No Punch Backs!
I now drive around in a constant state of anxiety. I am starting to feel it in my jaw. My children are not the bickering type. They usually get along fairly well, share their toys, and yes, days still go by with whining and a few explosive tears, but that’s just normal childhood. I am not assuming the mellow drama fades anytime soon.
However, now we have an official…..and yes there are OFFICIAL RULES…..Punch Buggy game going on. The back seat competition is hot! The scoring is stone cut and the tears are volatile. Think tears of the last cookie on Earth just got eaten verses the tears of vaccines. The contestants? Of course. My children.
“PUNCH BUGGY YELLOW!!! NO PUNCH BACKS!!!” explodes the screams of one soon to be Kindergartener darling girl.
“That’s a PT Cruiser,” mediates Mom.
POP!
“Ow! You can’t hit me!”
“Yes I can!”
“PUNCH BUGGY TAN!!!! NO PUNCH BACKS!!!!” the boy laughs and then did I hear that right???? Oh yes, “BOO-YA!” And yes, we got cable to watch the Olympics so we started with The Stanley Cup, rolled into World Cup Soccer, and now even though we are on pause waiting for the opening ceremony, he beams in a cool announcer voice, “Michelob Light, a refreshing beer.”
“Say WHAT?” Mom slams on breaks and son makes a rapid machine gun firing sound from his mouth.
“DON’T SPIT ON ME!” the girl is not amused, but then….”PUNCH BUGGY RED!!!! NO PUNCH BACKS!!!”
“That’s a Porsche,” Mom is still thinking about beer and guns.
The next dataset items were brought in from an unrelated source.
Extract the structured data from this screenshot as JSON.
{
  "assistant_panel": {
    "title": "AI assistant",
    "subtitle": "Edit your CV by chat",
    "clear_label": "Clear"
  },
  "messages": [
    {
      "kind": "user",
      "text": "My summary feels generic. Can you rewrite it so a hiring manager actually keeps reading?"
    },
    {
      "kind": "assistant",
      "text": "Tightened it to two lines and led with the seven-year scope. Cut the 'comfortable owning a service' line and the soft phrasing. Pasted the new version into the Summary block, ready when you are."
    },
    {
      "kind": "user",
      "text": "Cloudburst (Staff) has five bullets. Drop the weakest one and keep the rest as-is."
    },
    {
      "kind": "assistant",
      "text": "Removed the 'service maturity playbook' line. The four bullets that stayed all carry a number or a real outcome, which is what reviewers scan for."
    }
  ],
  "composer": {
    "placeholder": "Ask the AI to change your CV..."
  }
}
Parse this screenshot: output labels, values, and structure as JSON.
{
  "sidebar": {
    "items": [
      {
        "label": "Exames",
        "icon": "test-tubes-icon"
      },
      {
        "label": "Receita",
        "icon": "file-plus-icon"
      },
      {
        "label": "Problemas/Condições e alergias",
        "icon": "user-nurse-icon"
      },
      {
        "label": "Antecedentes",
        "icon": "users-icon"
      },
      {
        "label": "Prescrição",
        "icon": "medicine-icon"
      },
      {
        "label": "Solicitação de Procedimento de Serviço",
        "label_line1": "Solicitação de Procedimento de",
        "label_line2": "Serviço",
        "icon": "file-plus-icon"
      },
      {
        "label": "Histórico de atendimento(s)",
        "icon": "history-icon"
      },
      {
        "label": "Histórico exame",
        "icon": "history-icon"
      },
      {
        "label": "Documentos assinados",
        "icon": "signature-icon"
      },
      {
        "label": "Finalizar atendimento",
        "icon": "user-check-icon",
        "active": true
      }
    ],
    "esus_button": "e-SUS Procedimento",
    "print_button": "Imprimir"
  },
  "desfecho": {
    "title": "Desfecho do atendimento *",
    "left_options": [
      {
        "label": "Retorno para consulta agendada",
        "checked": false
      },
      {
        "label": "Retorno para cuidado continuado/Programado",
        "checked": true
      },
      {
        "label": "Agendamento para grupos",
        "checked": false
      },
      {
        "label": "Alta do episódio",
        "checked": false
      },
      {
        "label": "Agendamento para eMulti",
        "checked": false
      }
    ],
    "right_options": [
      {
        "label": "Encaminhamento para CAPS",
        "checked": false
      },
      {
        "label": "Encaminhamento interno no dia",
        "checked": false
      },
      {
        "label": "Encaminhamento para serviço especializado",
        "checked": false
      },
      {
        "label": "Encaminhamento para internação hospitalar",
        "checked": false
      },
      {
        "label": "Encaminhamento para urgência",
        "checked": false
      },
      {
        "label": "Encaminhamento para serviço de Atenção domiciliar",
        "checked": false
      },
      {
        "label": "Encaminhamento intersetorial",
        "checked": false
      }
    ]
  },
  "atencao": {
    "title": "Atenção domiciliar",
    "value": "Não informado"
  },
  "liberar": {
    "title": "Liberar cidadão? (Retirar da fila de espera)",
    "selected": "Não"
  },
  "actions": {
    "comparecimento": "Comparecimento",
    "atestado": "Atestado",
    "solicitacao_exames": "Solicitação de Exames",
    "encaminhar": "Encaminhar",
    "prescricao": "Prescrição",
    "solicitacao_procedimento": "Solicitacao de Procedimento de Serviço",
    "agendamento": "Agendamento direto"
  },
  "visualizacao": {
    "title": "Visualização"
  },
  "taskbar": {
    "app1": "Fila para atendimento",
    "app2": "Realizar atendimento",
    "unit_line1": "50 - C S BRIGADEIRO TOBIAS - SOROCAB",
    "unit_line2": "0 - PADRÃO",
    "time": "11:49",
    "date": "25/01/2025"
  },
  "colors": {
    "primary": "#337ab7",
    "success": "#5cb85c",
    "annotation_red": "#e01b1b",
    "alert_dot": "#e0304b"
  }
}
Argh.
“Well I got 14.”
“No you didn’t.”
“PUNCH BUGGY BLUE!!!!!! NO PUNCH BACKS!!!!”
“NO FAIR! I called that one!”
It continues on and on. I clutch the steering wheel with eyes shifting right and left. No texting while driving? Fine! I think we should also make a rule about No Punch Buggy-ing. I don’t want to be too distracted from the road, but I literally never get a…..
“PUNCH BUGGY SILVER!!! NO PUNCH BACKS!” explodes Mom.
“Finally!” the boy huffs, “But I got like 20.”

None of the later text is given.